働く母親の増加や核家族化が進む中で、現在、保育施設は供給が需要に追いついていない状態。このため、同社ビジネスの拡大余地は大きく、また、ジェイコムグループで人材サービスを提供するジェイコム(株)のスタッフに対する保育サービスの充実、ひいてはスタッフの安定的な確保にもつながる事からグループ・シナジーも期待できる。
 
 
 
どんな事業環境にも当たり前に対応でき、かつ、クライアントからもスタッフからも選ばれるコンプライアンス体制を維持していく考え。
 
 
取材を終えて
10/5期は減収・減益となったものの、抵触日の影響等による市場の縮小が原因であり、同社がシェアを落としているわけではない。また、派遣業法改正を見据えて派遣から業務委託(同社から見た場合、業務受託)へ需要がシフトしているが、同社ではこうした需要も着実に取り込めているようだ。携帯電話販売店の業務委託の場合、販売台数もコミットする必要があるためコンペになっても入札する企業は限られる。

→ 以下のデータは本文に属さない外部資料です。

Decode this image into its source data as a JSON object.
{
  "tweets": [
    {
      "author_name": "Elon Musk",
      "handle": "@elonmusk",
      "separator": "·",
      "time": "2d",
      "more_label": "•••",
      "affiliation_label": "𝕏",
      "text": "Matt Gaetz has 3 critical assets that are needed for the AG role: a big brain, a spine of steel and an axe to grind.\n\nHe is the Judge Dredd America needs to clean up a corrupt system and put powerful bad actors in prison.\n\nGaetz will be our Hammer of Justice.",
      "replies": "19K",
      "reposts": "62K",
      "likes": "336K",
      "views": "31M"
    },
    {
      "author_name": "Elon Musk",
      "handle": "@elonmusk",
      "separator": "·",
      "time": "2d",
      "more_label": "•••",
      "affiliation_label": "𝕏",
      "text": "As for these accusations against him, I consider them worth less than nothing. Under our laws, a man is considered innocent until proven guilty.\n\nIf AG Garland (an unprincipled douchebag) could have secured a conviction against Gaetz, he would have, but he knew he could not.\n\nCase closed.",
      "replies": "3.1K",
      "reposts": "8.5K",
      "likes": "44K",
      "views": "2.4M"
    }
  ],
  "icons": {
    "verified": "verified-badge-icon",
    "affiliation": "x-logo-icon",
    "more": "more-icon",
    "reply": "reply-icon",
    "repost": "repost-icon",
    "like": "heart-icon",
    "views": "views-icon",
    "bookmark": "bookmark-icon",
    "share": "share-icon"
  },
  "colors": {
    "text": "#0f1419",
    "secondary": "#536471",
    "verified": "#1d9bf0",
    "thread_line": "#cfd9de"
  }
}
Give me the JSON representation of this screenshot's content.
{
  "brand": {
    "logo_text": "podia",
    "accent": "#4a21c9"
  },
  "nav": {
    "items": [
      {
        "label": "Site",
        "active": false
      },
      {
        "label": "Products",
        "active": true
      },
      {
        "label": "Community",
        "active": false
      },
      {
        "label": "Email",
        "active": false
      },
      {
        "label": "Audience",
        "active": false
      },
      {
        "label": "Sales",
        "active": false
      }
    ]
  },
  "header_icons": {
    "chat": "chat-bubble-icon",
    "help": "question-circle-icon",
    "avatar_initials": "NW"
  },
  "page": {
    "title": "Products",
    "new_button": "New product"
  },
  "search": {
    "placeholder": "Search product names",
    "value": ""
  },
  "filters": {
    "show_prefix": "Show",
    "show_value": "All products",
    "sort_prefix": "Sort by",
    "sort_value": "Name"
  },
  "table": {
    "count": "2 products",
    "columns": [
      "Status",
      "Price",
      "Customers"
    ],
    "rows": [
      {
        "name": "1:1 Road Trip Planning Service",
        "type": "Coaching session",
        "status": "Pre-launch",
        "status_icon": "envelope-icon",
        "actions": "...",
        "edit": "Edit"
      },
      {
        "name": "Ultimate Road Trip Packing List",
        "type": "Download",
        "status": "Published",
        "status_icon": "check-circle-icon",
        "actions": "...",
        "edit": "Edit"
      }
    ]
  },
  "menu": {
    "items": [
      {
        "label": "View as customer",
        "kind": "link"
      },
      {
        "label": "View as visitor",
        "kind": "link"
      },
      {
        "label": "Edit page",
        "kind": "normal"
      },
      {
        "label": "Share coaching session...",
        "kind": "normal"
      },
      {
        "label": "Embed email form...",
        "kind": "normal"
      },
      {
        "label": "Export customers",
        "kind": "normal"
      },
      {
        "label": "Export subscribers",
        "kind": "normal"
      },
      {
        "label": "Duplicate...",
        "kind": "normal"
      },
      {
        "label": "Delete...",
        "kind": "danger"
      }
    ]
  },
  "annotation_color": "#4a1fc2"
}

コンペになった場合、市場が小さい中四国等では受注するのは1社だが、関西・東海圏では2社程度、首都圏では3~4社が受注している模様で、同社はこれまで入札したほぼ全ての案件で受注に成功している。ただ、派遣から委託へシフトすると、当初は利益率が悪くなる。なぜかと言うと、派遣から業務委託へ変わる場合、既に説明したようにコンペによって発注先が絞り込まれるが、この場合でも、クライアントは従来からの派遣社員の継続勤務を希望する。このため、同社が20人で行う業務を受託した場合、その業務に他社の派遣社員が従事していたら、その派遣社員が辞めるまでこれまで通りその業務に従事させる必要がある。つまり同社が他社に派遣料を支払って派遣社員を活用している事になる。時間の経過と共にスタッフが入れ替わり、最終的には同社スタッフのシェアが100%となるため利益率が改善するが、サービス開始当初は、この社員は同社の売上高に貢献しても、利益には貢献しないため利益率が悪くなる。11/5期の業績について、同社では上期が増収・減益、下期が増収・増益と予想しているが、この根拠の一つが、業務委託(アウトソーシング)の収益性改善である。